Our study provides a detailed analysis of 38 patients and a comparison of two different treatment groups. The patients in the cyclophosphamide-based chemotherapy group were significantly younger than those in the oxaliplatin-based chemotherapy group. The younger age of onset of breast cancer (approximately 45 years old) than colorectal cancer (approximately 55 years old) may be the main reason. Moreover, the median discovery interval in the cyclophosphamide-based chemotherapy group was 12.9 months, which was significantly shorter than the oxaliplatin-based chemotherapy group (36.0 months). Age and sex differences may account for this result, and the influence of hormone replacement therapy on breast cancer needs to be considered. Previous studies [28, 29] have reported side effects of hormonal medicines in humans, especially in the liver, including thrombosis, steatohepatitis, and hepatic cirrhosis. A higher probability of hepatic vascular injury and recanalization may have accelerated the early onset of FNH in the cyclophosphamide-based chemotherapy group. Oxidative stress, stimulated by hormonal drugs, could also promote FNH growth [30, 31].

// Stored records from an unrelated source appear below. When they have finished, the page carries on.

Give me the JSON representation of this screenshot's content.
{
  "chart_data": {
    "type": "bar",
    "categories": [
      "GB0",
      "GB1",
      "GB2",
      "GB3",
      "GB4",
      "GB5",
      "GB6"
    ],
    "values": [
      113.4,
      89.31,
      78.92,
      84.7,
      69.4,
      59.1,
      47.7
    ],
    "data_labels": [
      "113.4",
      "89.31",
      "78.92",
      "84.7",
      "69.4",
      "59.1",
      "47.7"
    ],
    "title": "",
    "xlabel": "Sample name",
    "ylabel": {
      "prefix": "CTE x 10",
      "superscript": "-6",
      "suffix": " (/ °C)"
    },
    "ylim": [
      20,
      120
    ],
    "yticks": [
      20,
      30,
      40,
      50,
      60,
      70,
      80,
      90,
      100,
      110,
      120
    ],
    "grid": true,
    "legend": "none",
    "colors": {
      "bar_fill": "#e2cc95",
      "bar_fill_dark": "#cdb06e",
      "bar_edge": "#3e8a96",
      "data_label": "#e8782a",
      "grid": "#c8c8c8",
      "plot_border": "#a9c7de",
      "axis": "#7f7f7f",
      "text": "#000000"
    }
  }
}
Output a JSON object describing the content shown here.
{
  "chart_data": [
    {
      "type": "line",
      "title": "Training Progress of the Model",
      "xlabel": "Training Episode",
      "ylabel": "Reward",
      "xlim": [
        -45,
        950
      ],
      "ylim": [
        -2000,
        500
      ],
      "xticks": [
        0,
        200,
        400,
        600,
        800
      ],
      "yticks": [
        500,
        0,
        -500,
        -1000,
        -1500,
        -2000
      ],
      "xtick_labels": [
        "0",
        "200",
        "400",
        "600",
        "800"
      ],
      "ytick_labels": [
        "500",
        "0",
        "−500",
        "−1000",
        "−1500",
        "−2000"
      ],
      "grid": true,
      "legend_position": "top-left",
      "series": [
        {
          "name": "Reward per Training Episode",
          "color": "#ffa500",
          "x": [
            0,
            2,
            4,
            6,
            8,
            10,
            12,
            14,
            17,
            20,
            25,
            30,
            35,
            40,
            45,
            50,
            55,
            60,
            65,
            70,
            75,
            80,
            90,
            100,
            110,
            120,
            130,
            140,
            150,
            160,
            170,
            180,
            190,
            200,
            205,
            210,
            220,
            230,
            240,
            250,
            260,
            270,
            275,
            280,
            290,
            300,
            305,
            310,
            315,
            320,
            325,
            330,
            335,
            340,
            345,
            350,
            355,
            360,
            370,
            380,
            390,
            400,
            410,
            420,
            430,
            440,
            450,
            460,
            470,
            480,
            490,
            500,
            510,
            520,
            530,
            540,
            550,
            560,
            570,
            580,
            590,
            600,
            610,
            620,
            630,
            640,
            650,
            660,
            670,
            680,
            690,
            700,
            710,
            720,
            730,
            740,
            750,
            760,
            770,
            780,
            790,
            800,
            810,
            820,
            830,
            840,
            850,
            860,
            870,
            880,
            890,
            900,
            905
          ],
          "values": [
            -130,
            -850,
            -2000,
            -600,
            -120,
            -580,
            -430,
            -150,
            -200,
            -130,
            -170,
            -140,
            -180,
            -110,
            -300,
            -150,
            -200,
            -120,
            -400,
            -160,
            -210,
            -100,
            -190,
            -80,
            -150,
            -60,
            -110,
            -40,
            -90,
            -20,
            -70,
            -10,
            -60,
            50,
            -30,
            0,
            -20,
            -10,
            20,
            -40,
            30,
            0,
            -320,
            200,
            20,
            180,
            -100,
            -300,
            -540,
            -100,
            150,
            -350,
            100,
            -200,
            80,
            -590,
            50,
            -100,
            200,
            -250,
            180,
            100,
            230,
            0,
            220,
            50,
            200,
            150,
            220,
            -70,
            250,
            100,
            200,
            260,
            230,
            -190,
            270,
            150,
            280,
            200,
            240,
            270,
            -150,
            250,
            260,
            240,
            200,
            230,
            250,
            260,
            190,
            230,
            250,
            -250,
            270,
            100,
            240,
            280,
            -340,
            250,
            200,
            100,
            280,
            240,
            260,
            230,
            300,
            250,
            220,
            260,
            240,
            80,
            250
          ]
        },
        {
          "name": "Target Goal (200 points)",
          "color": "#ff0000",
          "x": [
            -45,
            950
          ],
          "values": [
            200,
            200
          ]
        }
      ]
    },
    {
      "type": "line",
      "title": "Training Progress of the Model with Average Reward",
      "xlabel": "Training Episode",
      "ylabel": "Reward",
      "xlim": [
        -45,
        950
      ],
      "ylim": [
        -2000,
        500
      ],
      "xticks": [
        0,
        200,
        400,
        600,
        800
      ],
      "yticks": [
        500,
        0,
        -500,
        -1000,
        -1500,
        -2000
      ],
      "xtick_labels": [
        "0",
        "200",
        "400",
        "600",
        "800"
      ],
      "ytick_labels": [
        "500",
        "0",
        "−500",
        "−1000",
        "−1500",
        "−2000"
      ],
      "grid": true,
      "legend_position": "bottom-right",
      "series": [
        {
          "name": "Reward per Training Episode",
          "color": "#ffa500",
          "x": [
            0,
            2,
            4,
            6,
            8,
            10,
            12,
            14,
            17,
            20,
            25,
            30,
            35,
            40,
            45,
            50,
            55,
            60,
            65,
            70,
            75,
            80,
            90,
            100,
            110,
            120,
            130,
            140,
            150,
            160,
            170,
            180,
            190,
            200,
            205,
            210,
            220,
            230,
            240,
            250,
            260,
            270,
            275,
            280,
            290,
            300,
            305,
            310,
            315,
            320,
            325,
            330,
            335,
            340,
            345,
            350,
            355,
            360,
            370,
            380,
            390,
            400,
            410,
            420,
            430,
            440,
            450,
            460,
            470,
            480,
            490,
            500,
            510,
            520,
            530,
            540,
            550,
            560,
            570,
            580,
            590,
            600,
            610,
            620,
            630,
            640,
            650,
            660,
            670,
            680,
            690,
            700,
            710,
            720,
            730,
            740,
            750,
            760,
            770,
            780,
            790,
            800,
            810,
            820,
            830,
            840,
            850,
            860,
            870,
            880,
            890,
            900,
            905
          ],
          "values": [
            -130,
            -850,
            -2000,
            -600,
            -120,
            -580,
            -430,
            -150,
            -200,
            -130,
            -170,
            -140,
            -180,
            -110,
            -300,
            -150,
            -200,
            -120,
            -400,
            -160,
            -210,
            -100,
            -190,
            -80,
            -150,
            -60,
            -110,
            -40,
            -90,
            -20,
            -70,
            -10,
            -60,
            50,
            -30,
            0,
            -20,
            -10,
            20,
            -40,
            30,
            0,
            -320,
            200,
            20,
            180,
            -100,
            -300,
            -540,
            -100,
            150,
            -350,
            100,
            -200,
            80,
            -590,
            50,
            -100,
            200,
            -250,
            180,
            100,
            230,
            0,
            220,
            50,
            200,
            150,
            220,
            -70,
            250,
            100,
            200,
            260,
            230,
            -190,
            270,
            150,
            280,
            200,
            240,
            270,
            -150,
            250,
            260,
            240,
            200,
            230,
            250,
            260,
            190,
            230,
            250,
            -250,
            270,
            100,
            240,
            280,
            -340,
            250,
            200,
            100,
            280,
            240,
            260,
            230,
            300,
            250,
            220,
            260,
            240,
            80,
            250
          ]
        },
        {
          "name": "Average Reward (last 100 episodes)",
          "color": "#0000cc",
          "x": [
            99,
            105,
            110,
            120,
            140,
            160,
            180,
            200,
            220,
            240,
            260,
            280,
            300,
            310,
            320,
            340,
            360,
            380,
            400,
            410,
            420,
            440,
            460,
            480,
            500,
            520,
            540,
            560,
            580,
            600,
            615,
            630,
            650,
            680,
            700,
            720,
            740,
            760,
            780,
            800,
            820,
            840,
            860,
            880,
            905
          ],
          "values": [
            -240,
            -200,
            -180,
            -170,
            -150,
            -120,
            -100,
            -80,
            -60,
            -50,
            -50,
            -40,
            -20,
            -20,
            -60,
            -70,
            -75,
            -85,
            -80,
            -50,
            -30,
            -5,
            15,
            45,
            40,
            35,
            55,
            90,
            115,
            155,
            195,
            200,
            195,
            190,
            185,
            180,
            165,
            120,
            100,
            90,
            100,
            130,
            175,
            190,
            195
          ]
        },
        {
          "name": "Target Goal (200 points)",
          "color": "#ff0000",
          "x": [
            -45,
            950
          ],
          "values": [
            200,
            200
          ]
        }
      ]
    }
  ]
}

None of the patients experienced disease progression (local recurrence or distant metastasis) during the follow-up period. Alteration of hepatic FNH in cancer survivors occurs in approximately 44.4–64.3% of patients [14, 27], and the detection of new hepatic nodules always raises concerns about metastasis, especially when the lesions grow during follow-up. In addition to the typical imaging characteristics, DWI plays a crucial role in differentiating FNH from hepatic metastasis, which is often markedly hyperintense on DWI. In our study, all hepatic nodules were isointense or slightly hyperintense on DWI at the initial diagnosis and subsequent follow-up. Eleven patients in our study experienced an increase in nodule size or number. Despite a history of cancer, a wait-and-see strategy may be the preferred treatment option for asymptomatic patients with typical imaging characteristics [14]. Therefore, knowledge of the possible occurrence of FNH in cancer patients treated with cyclophosphamide or oxaliplatin may effectively prevent aggressive or incorrect treatments. Besides, we noted the lesion shrinkage in four patients, and the same tendency was also seen in previous paediatric studies [6, 14]. We speculated that alternations in hepatic haemodynamics and iron overload in hepatic tissues may be potential reasons for FNH evolution [32].

This study had some limitations. First, most patients did not undergo surgical resection, and pathological information was lacking. Hepatic lesions were diagnosed as FNH based on imaging when they had typical characteristics, and follow-up provided additional information [14, 15]. In our study, three radiologists reviewed a series of imaging data from the remaining patients to ensure the accuracy of our results. Second, the influence of liver background was not included in the statistical analysis. Haemangioma, hepatic hemosiderosis, and iron overloading are associated with the occurrence of multiple FNH lesions and FNH evolution [31,32,33]. Our study focused on the imaging characteristics of new FNH in patients with cancer, and the influence of the liver background needs to be explored in the future. Finally, hormone replacement therapy in females may be a risk factor for FNH, which perhaps affects the size or number of FNH in imaging follow-up [6]. We did not include this information in our study because various drugs are available as hormonal replacement therapy for breast cancer.

In conclusion, cancer survivors, particularly those treated with cyclophosphamide or oxaliplatin, may present with benign FNH lesions during follow-up. In addition to metastasis, radiologists and clinicians should consider the possibility of FNH in the presence of hepatic nodules on imaging. Typical MRI findings and treatment histories can reduce misdiagnoses and avoid unnecessary invasive treatment.